Assigning function of unknown genes of Acinetobacter baumannii by cell envelope analysis
Principal Investigator: Samuel Miller
Goals and Objectives
The overall goal of Project 2 is to identify genes of unknown function (GUF) that are essential in maintaining the cell envelope barrier of A. baumannii. Thus, we propose to undertake genome-wide transposon and chemical mutagenic screens to discover mutants that have altered cell envelope structure and function. The screen will be based on phenotypes that occur due to changes in envelope functions such as increased cell permeability, alteration in phospholipid composition, defects in cell division, increased cell density and alteration in capsule production. To conduct these screens, we have developed a series of FACS based cell sorting techniques. Next, using biochemical, phenotypical and microscopic methods developed in the lab, we will determine how these genes contribute to maintaining a healthy Gram-negative envelope. Additionally, using animal models, we will determine how the products from these genes promote resistance to and alter sensing by the host innate immune system. Lastly, we will integrate gene functions discovered in these aims with genomic, proteomics and gene expression data to build gene regulatory circuits using bioinformatics annotation and functional protein-protein interactions.

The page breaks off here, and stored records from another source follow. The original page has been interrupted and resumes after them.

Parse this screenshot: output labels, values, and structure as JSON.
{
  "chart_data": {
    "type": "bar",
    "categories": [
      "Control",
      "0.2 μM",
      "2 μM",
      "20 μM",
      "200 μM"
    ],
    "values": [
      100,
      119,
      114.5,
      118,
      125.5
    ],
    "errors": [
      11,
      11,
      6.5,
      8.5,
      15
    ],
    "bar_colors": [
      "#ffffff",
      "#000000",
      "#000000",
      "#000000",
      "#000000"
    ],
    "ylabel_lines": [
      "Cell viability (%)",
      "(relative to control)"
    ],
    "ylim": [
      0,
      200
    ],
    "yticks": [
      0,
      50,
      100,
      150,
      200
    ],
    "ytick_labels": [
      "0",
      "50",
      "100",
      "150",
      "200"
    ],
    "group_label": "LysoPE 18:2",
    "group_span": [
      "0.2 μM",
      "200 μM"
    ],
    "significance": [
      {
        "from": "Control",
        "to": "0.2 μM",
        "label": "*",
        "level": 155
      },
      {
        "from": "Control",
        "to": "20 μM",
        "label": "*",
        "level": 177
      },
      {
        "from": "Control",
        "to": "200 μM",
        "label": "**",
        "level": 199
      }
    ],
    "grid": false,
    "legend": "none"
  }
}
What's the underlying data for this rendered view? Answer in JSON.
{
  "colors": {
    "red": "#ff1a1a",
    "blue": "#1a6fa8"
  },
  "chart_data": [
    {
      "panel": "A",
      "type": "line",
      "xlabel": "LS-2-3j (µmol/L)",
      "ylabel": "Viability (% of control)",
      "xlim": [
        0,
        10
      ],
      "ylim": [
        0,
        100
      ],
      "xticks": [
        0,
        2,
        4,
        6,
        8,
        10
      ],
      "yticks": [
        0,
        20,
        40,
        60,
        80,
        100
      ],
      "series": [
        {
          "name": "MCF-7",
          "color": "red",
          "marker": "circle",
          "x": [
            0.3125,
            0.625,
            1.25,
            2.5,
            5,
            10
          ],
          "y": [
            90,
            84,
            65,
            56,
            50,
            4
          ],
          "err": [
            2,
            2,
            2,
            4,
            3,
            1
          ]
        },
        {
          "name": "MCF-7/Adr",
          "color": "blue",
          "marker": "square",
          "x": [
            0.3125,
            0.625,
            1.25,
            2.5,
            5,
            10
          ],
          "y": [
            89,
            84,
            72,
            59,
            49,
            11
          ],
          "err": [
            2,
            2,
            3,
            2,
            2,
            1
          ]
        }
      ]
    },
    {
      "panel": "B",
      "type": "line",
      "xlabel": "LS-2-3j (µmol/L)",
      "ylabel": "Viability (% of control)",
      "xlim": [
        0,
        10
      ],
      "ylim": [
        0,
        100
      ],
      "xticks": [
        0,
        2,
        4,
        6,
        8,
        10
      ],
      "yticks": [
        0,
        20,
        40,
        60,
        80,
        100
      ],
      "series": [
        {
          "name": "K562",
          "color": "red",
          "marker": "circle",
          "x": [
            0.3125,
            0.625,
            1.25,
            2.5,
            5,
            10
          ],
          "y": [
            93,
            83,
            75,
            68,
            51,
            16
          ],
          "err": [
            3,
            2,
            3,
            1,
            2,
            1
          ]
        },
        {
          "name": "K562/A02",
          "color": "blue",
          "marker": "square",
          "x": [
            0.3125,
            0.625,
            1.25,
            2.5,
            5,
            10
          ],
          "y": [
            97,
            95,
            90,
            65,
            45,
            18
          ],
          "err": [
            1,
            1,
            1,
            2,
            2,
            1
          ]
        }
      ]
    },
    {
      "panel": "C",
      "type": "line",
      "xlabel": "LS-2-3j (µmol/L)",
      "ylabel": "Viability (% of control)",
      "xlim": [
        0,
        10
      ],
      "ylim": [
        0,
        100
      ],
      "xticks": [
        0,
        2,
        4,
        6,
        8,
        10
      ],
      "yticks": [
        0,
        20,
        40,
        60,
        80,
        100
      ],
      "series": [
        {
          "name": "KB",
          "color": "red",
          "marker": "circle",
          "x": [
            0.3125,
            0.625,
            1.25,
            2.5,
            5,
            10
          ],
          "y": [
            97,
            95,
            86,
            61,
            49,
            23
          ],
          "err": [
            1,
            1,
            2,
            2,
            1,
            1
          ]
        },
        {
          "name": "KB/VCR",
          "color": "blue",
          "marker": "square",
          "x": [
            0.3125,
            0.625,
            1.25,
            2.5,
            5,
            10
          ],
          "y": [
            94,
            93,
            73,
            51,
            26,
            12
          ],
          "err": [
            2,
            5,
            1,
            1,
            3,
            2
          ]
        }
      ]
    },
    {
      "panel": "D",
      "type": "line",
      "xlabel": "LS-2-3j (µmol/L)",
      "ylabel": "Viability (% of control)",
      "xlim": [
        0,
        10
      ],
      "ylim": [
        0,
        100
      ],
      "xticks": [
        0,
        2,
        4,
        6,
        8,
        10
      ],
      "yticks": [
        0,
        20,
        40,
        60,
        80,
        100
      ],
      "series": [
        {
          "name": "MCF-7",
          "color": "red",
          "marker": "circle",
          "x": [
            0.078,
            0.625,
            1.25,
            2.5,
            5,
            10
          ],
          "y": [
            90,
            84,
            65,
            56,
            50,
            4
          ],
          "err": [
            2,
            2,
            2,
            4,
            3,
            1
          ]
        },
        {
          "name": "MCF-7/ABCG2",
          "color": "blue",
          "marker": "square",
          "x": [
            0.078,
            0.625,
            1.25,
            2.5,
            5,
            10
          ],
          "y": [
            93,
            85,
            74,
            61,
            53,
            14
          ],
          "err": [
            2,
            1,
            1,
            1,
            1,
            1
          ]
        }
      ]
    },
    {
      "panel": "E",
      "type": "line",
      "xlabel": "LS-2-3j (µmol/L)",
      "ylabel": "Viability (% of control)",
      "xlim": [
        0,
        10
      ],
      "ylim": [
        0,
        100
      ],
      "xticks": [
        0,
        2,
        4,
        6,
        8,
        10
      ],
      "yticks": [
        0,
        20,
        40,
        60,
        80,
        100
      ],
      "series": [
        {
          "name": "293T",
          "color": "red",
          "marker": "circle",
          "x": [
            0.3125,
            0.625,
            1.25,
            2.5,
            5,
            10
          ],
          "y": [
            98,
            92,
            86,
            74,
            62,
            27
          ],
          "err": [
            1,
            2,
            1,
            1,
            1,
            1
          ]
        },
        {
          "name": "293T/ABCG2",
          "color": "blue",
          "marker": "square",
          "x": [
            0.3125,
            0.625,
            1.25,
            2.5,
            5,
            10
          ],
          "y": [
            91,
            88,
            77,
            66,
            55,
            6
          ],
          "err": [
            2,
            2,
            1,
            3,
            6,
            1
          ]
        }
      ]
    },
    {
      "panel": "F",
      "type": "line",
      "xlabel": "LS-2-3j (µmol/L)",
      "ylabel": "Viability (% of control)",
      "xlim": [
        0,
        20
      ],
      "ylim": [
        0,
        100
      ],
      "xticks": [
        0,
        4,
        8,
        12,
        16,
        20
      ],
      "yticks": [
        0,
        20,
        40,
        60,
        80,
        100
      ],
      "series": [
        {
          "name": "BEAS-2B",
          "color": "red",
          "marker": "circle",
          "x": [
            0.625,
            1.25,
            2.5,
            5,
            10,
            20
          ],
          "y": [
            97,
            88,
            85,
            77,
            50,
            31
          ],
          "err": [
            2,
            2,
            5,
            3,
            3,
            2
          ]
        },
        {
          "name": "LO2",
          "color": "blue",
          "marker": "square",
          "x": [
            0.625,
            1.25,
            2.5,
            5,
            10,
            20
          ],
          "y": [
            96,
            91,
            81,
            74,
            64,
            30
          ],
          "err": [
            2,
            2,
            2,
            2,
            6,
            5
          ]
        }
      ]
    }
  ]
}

The Gram-negative envelope consists of: inner and outer membranes, a periplasmic space, a peptidoglycan cell wall and extracellular capsules. It is an integral structural component of Gram-negative bacteria that serves as a first line of defense by maintaining a barrier against toxic compounds, innate immune effector molecules, and antibiotics. Therefore, we hypothesize that complete identification of genes needed for normal envelope function in Acinetobacter will aid in understanding pathogenesis and developing new treatment/eradication programs.